We got slower. We released fewer books of all kinds. And, our sales leveled off -- even dropped some months. Obviously, this was not a good idea -- especially given the currents we were sailing in. Clearly, fiction sales are soft industry-wide and we were fighting against it rather than sailing with what worked.
In more recent months, we have sloughed off some of the "fiction burdens" and regressed to our prior process. In return, more books have been released more quickly, and sales have risen -- albeit nonfiction sales. Think of this as a patch to tide us over.
I recently told the staff in our operations meeting that our company-wide goal is to double sales by the end of 2019. Obviously, one way to do that might be to double the number of books we publish. However, as one of our leaders reminded us, we might not have enough quality in the pipeline to warrant the investment. We realize we also need to increase sales. What that balance will be -- more releases versus more marketing -- remains to be seen. More releases require more labor for editing and design -- and marketing. Selling more books requires more creative ideas for marketing. I am certain we will coalesce on a plan soon that will achieve both goals.
One realization is that we might need to split our process into three distinct paths:
1) Nonfiction -- our traditional "Sunbury Way" of high quality / rapid to market / heavy on the SEO and discovery.
2) Fast Path -- when we create new editions of prior works or sign authors with works that are being "retreaded," we can speed through many of our quality checks, assuming the base we are working with is already good.

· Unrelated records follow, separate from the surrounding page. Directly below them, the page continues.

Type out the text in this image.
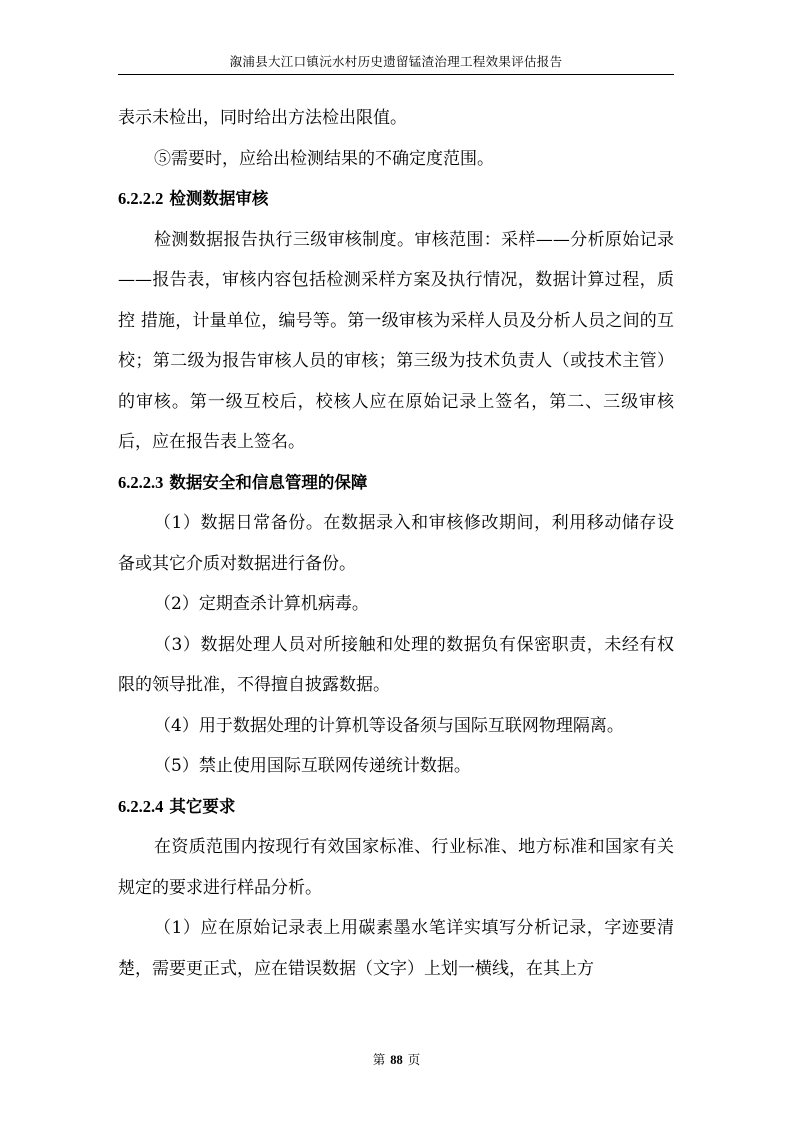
溆浦县大江口镇沅水村历史遗留锰渣治理工程效果评估报告

表示未检出，同时给出方法检出限值。

⑤需要时，应给出检测结果的不确定度范围。

6.2.2.2 检测数据审核

检测数据报告执行三级审核制度。审核范围：采样——分析原始记录——报告表，审核内容包括检测采样方案及执行情况，数据计算过程，质控 措施，计量单位，编号等。第一级审核为采样人员及分析人员之间的互校；第二级为报告审核人员的审核；第三级为技术负责人（或技术主管）的审核。第一级互校后，校核人应在原始记录上签名，第二、三级审核后，应在报告表上签名。

6.2.2.3 数据安全和信息管理的保障

（1）数据日常备份。在数据录入和审核修改期间，利用移动储存设备或其它介质对数据进行备份。

（2）定期查杀计算机病毒。

（3）数据处理人员对所接触和处理的数据负有保密职责，未经有权 限的领导批准，不得擅自披露数据。

（4）用于数据处理的计算机等设备须与国际互联网物理隔离。

（5）禁止使用国际互联网传递统计数据。

6.2.2.4 其它要求

在资质范围内按现行有效国家标准、行业标准、地方标准和国家有关规定的要求进行样品分析。

（1）应在原始记录表上用碳素墨水笔详实填写分析记录，字迹要清楚，需要更正式，应在错误数据（文字）上划一横线，在其上方

第 88 页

3) Fiction -- The focus is on building the platforms for the authors we have under management by building their catalog and marketing it collectively. We also need to help build the reading public's confidence in our authors. This is not a fast path or rapid-to-market approach. It requires an investment in patience. It also means focusing on opportunities with movies and television, as well as foreign rights.
While our pipeline continues to burst with proposals, it might be time to slow down the fiction valve for awhile, only allowing in authors who have a series well underway or come to us with an established platform. We then should allow our current fiction authors to build up -- build their catalogs and their offerings.
Your thoughts on this would be appreciated!